Corral panels set up to catch the bull
Moscow getting tested for Trich

Moscow came up clean but had to return to the Holler for a few days to await his test results. We are thinking all the cows are bred because of the reaction of the cows upon his return.  In the spring when we introduced him into the pasture, the herd was super excited and would not leave him alone.  This time all the cows were laying down and when we unloaded him they barely looked up.  He seemed a bit confused, as if to say, “Didn’t you girls miss me?”  Not one cow got up to greet him and eventually someone let out a nonchalant “Moo” telling him he could come back into the herd but there wasn’t going to be any fanfare or welcome home parties.  I hope he didn’t feel too used. 

Cows interested in NOTHING but sleeping

Our guests also got to do some Black Hills touring, going to Deadwood and Sturgis. It was great to catch up with them and although there was not a lot of farming/ranching to do, we all worked really hard to ensure the Franzia Wine Company stays in business by sitting on the porch and drinking a lot of cabernet.

Fortunately, there were a couple of elk sightings while they were here, but the morning after they left, Dave and I woke up to about 50 elk grazing in our South Pasture.  

Elk in the backyard

So the seasons turn, and the turkeys have returned much to the pleasure of Sheriff Joe.  This morning while cleaning up after breakfast, Dave pointed out the window and we saw nothing but a black cloud of turkeys.  Of course the Sheriff was busy running them out of town and came back with his tongue hanging out of his mouth, clearly proud of his ability to keep the ranch turkey-free.

A well-deserved soak after chasing wild turkey

Earlier this week, Dave and I loaded up Moscow, the bull, and drove him back to Lusk, Wyoming.  He loaded super easy this time and rode all the way there without making a peep.  We hope he got everyone pregnant and that they all have nice calves in the spring.  If so, he is definitely welcome back next year!

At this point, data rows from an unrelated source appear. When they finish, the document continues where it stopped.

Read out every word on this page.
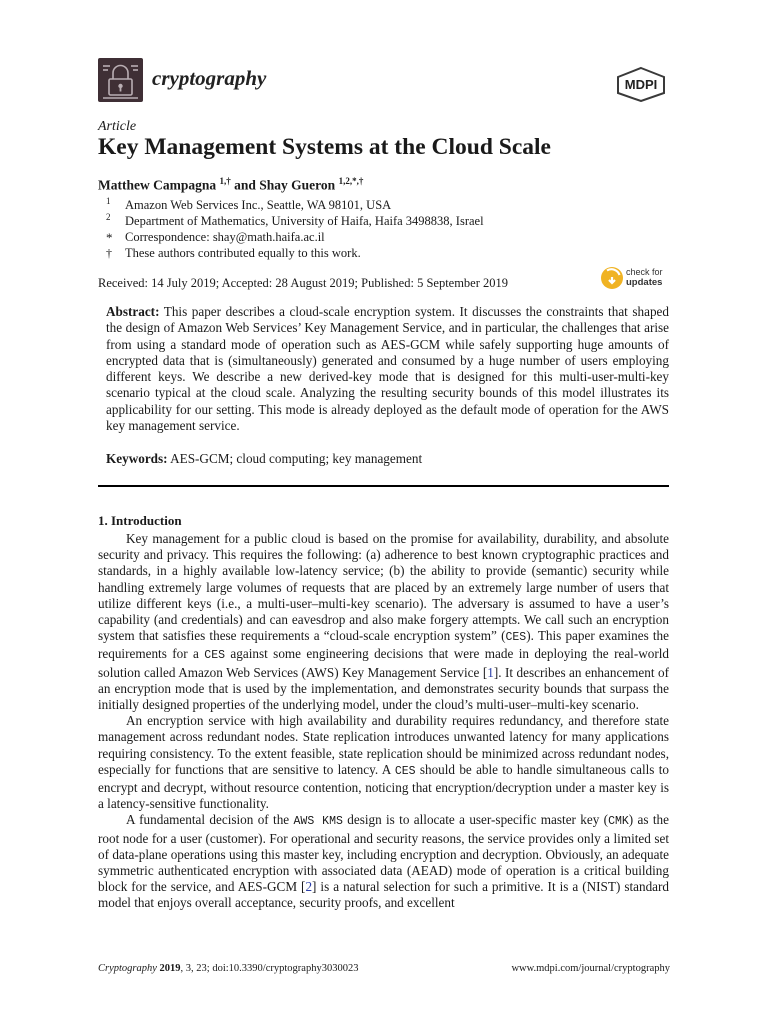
cryptography	MDPI
Article
Key Management Systems at the Cloud Scale
Matthew Campagna $^{1,\dagger}$ and Shay Gueron $^{1,2,*,\dagger}$
1	Amazon Web Services Inc., Seattle, WA 98101, USA
2	Department of Mathematics, University of Haifa, Haifa 3498838, Israel
*	Correspondence: shay@math.haifa.ac.il
†	These authors contributed equally to this work.
Received: 14 July 2019; Accepted: 28 August 2019; Published: 5 September 2019
check for
updates
Abstract: This paper describes a cloud-scale encryption system. It discusses the constraints that shaped the design of Amazon Web Services’ Key Management Service, and in particular, the challenges that arise from using a standard mode of operation such as AES-GCM while safely supporting huge amounts of encrypted data that is (simultaneously) generated and consumed by a huge number of users employing different keys. We describe a new derived-key mode that is designed for this multi-user-multi-key scenario typical at the cloud scale. Analyzing the resulting security bounds of this model illustrates its applicability for our setting. This mode is already deployed as the default mode of operation for the AWS key management service.
Keywords: AES-GCM; cloud computing; key management
1. Introduction

Key management for a public cloud is based on the promise for availability, durability, and absolute security and privacy. This requires the following: (a) adherence to best known cryptographic practices and standards, in a highly available low-latency service; (b) the ability to provide (semantic) security while handling extremely large volumes of requests that are placed by an extremely large number of users that utilize different keys (i.e., a multi-user–multi-key scenario). The adversary is assumed to have a user’s capability (and credentials) and can eavesdrop and also make forgery attempts. We call such an encryption system that satisfies these requirements a “cloud-scale encryption system” (CES). This paper examines the requirements for a CES against some engineering decisions that were made in deploying the real-world solution called Amazon Web Services (AWS) Key Management Service [1]. It describes an enhancement of an encryption mode that is used by the implementation, and demonstrates security bounds that surpass the initially designed properties of the underlying model, under the cloud’s multi-user–multi-key scenario.

An encryption service with high availability and durability requires redundancy, and therefore state management across redundant nodes. State replication introduces unwanted latency for many applications requiring consistency. To the extent feasible, state replication should be minimized across redundant nodes, especially for functions that are sensitive to latency. A CES should be able to handle simultaneous calls to encrypt and decrypt, without resource contention, noticing that encryption/decryption under a master key is a latency-sensitive functionality.

A fundamental decision of the AWS KMS design is to allocate a user-specific master key (CMK) as the root node for a user (customer). For operational and security reasons, the service provides only a limited set of data-plane operations using this master key, including encryption and decryption. Obviously, an adequate symmetric authenticated encryption with associated data (AEAD) mode of operation is a critical building block for the service, and AES-GCM [2] is a natural selection for such a primitive. It is a (NIST) standard model that enjoys overall acceptance, security proofs, and excellent

Cryptography 2019, 3, 23; doi:10.3390/cryptography3030023	www.mdpi.com/journal/cryptography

We harvested some (very little) corn and carrots from the pathetic garden.  Tomatoes are starting to come in, but we have had an inundation of grasshoppers so we will see how it turns out.  This has not been a banner year for growing things on the Holler, but that is how it goes with farming.

Fresh Carrots
Sweet Corn

That’s about it for now.  We hope everyone out there in the real world is enjoying the last bits of summer and having fun and staying free! Oh, and keep your heads out of the bucket!